Why Lara still stands out
Even when stripped of hyperbole, several concrete things make Lara memorable and, for many, sexy:
- Iconic silhouette — easily recognizable across decades and media.
- High visibility — fronting a major franchise, feature films, and massive merchandising keeps her in cultural conversation.
- Combination of competence and mystery — she’s capable, adventurous, and often writes her own rules.
- Cosplay and fandom — Lara’s presence in conventions and fan communities reinforces a certain appeal that’s both visual and performative.
Where the conversation matters beyond 'who's hottest'
Debates about sexiness can easily slip into objectification if we ignore agency, context, and the creators’ choices. The more interesting, modern discussion looks at how characters are written and what broader messages they send: Are they fully realized humans, or props for male fantasy? How does camera framing, costume design, and narrative agency influence perception?
It’s worth noting that developers today are more conscious of these questions. Reboots and remasters often revisit costume choices, camera work, and voice acting to align the character with contemporary expectations while keeping what works — something Lara’s evolution demonstrates well.

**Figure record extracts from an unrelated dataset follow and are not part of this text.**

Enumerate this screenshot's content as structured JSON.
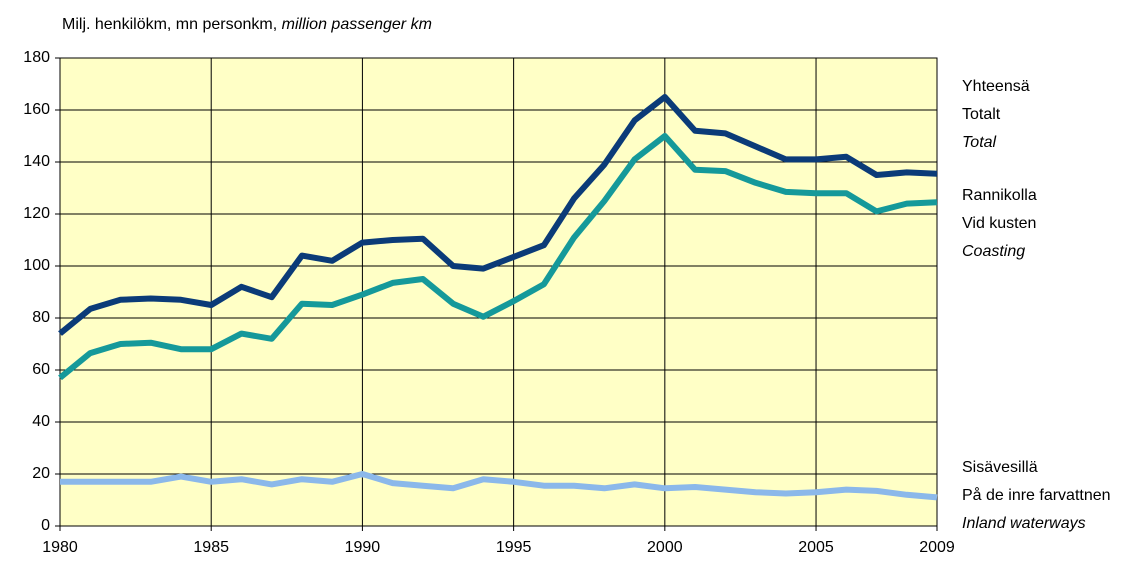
{
  "chart_data": {
    "type": "line",
    "y_axis_label": "Milj. henkilökm, mn personkm, ",
    "y_axis_label_en": "million passenger km",
    "x": [
      1980,
      1981,
      1982,
      1983,
      1984,
      1985,
      1986,
      1987,
      1988,
      1989,
      1990,
      1991,
      1992,
      1993,
      1994,
      1995,
      1996,
      1997,
      1998,
      1999,
      2000,
      2001,
      2002,
      2003,
      2004,
      2005,
      2006,
      2007,
      2008,
      2009
    ],
    "xlim": [
      1980,
      2009
    ],
    "xticks": [
      1980,
      1985,
      1990,
      1995,
      2000,
      2005,
      2009
    ],
    "ylim": [
      0,
      180
    ],
    "yticks": [
      0,
      20,
      40,
      60,
      80,
      100,
      120,
      140,
      160,
      180
    ],
    "grid": true,
    "background": "#ffffc6",
    "series": [
      {
        "name": "Yhteensä",
        "name_sv": "Totalt",
        "name_en": "Total",
        "color": "#0b3b78",
        "values": [
          74,
          83.5,
          87,
          87.5,
          87,
          85,
          92,
          88,
          104,
          102,
          109,
          110,
          110.5,
          100,
          99,
          103.5,
          108,
          126,
          139,
          156,
          165,
          152,
          151,
          146,
          141,
          141,
          142,
          135,
          136,
          135.5
        ]
      },
      {
        "name": "Rannikolla",
        "name_sv": "Vid kusten",
        "name_en": "Coasting",
        "color": "#15999a",
        "values": [
          57,
          66.5,
          70,
          70.5,
          68,
          68,
          74,
          72,
          85.5,
          85,
          89,
          93.5,
          95,
          85.5,
          80.5,
          86.5,
          93,
          111,
          125,
          141,
          150,
          137,
          136.5,
          132,
          128.5,
          128,
          128,
          121,
          124,
          124.5
        ]
      },
      {
        "name": "Sisävesillä",
        "name_sv": "På de inre farvattnen",
        "name_en": "Inland waterways",
        "color": "#8bb8ea",
        "values": [
          17,
          17,
          17,
          17,
          19,
          17,
          18,
          16,
          18,
          17,
          20,
          16.5,
          15.5,
          14.5,
          18,
          17,
          15.5,
          15.5,
          14.5,
          16,
          14.5,
          15,
          14,
          13,
          12.5,
          13,
          14,
          13.5,
          12,
          11
        ]
      }
    ]
  }
}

A personal take from someone who’s seen the industry change
As a gamer who came up in the '80s and watched the 3D era explode in the '90s, Lara Croft was a revelation: a female lead who could headline a blockbuster game and be taken seriously for her gameplay chops. Whether you call her the 'sexiest' comes down to personal taste and which Lara you remember: the high-contrast, hyper-stylized 1996 model; the Hollywood glamour of the early films; or the gritty survivor of the later reboots.
I’ll argue this: Lara is one of the most influential and enduringly attractive figures in gaming precisely because her appeal mixes visual design, narrative presence, and competence. But 'sexiest ever' is a title that shifts with cultural context and individual preference.
So prove me wrong — who do you think truly deserves the crown, and what makes them stand out compared to Lara?